Author: Douglas Broom, Senior Writer, Formative Content


Hundreds of commercial vessels cross the English Channel every day. They’re often essential but usually unremarkable, except for this one – a crewless ship heading for Belgium.

Twenty-two hours after leaving South East England, the 12-metre-long craft docked in the port city of Ostend and delivered its cargo – a box of oysters – to Belgian customs officers.

The voyage was, according to the makers of the boat, a world first for unmanned commercial shipping.

The Sea-Kit cargo ship was designed and built in Essex, England.

The Sea-Kit cargo ship was designed and built in Essex, England.
Image: sea-kit.com

The vessel, named Sea-Kit, recently won the $4m Shell Ocean Discovery XPrizeafter it was developed to advance autonomous ocean exploration.

And its operator Sea-Kit International thinks the completion of the cross-Channel mission demonstrates its possibilities for unmanned commercial shipping too.

It claims Sea-Kit is more environmentally friendly than crewed ships, as it uses less fuel and is capable of running on wind or solar power. It also says it produces fewer emissions at sea.

Image: marketsandmarkets.com

Making waves

Others believe autonomous vessels are the future of commercial shipping, too. Rolls-Royce is heading a global consortium developing a prototype large coastal cargo ship with plans to produce ocean-going containerships and bulk carriers by 2035.

Norwegian shipbuilder Vard and technology firm Kongsberg Maritime are currently working on what they say will be the world’s first fully electric and autonomous containership. It is set to enter commercial service next year.

And in South Korea, one of the world’s biggest shipbuilding nations, the ocean and fisheries ministry recently announced it was setting aside $337 million to research and develop autonomous ships.

 

Vacuum docking

Autonomous vessels could have other uses, too. Last year, Rolls-Royce and the Finnish state-owned Finferries demonstrated the world’s first fully autonomous ferry in Finland’s Turku archipelago.

In Norway, Finnish marine systems maker Wartsila successfully docked a ferry at all three ports on its route without any human intervention.

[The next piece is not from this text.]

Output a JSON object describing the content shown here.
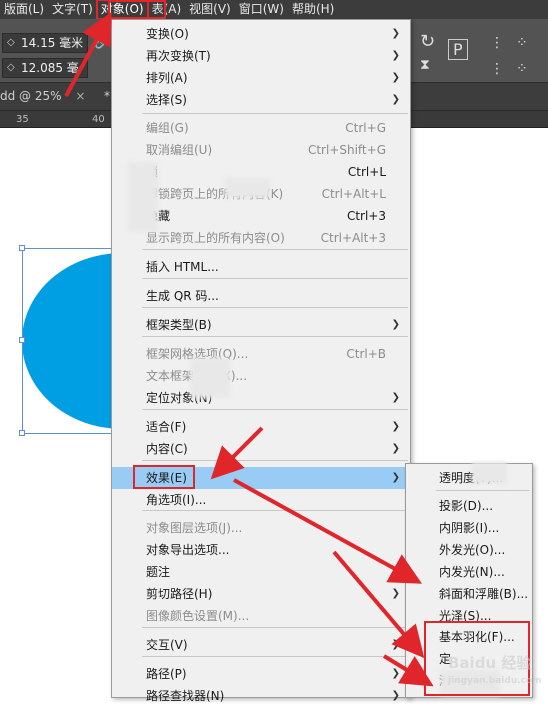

The company previously made headlines when its ship became the world’s first hybrid-powered craft to be fitted with wireless charging, allowing it to top up its batteries while docked. It also has a vacuum docking system that uses suction to secure it to the quay, eliminating the need for mooring ropes.

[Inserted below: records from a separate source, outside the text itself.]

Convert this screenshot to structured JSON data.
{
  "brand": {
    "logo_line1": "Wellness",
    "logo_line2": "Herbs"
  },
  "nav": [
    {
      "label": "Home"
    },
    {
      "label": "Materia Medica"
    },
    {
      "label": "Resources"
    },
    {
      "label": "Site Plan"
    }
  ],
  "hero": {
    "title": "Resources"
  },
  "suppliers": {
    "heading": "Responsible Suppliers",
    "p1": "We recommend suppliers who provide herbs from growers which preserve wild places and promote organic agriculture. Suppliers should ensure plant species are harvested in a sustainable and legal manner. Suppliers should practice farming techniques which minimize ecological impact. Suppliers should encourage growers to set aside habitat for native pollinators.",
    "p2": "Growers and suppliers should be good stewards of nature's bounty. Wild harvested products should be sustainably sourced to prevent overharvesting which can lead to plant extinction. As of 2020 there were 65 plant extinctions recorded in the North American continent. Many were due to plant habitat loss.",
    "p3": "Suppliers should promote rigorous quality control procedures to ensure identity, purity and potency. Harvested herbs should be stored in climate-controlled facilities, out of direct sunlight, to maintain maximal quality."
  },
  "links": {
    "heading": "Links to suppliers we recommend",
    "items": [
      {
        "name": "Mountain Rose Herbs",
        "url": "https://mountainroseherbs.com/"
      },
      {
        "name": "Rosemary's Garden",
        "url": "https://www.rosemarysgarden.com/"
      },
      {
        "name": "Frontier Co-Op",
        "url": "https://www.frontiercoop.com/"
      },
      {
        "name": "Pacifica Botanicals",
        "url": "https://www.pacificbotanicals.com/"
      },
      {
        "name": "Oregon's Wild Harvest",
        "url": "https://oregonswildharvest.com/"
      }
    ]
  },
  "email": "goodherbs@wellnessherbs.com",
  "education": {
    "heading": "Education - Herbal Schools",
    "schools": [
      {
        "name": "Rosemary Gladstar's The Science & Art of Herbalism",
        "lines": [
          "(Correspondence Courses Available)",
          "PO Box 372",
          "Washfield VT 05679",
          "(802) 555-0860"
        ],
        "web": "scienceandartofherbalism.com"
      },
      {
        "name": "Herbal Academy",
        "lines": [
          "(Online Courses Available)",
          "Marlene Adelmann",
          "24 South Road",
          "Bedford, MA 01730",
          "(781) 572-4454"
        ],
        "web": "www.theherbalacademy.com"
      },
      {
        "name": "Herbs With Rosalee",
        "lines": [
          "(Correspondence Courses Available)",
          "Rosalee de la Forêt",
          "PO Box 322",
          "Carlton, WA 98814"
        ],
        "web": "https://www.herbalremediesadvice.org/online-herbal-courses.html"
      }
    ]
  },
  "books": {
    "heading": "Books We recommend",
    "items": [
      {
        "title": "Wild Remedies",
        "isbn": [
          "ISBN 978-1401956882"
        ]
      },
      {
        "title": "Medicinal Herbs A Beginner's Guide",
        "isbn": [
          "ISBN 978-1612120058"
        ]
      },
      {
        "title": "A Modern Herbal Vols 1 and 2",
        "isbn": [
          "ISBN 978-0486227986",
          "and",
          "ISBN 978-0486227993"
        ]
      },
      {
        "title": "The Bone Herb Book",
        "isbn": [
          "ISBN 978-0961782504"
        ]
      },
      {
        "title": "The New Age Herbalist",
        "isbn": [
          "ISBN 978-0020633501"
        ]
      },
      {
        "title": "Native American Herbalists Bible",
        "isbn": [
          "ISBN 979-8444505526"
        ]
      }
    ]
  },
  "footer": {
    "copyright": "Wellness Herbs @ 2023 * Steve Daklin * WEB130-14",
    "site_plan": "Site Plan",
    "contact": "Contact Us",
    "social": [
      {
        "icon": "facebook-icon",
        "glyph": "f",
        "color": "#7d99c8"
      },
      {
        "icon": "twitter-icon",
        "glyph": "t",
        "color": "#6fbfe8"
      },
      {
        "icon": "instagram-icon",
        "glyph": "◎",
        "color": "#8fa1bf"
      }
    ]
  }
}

The US, meanwhile, is testing an autonomous warship. Sea Hunter, a prototype unmanned anti-submarine ship, is undergoing sea trials with the US Office of Naval Research.

The US says Sea Hunter could travel for months at a time without any crew on board.

The US says Sea Hunter could travel for months at a time without any crew on board.
Image: US Defense Advanced Research Projects Agency

Analyst MarketsandMarkets says it’s likely humans will still be needed on some types of ships, such as cruise liners, in the foreseeable future. But it expects the market for autonomous merchant ships to grow by 7% a year, from $6.1 billion in 2018 to $13.8 billion by 2030.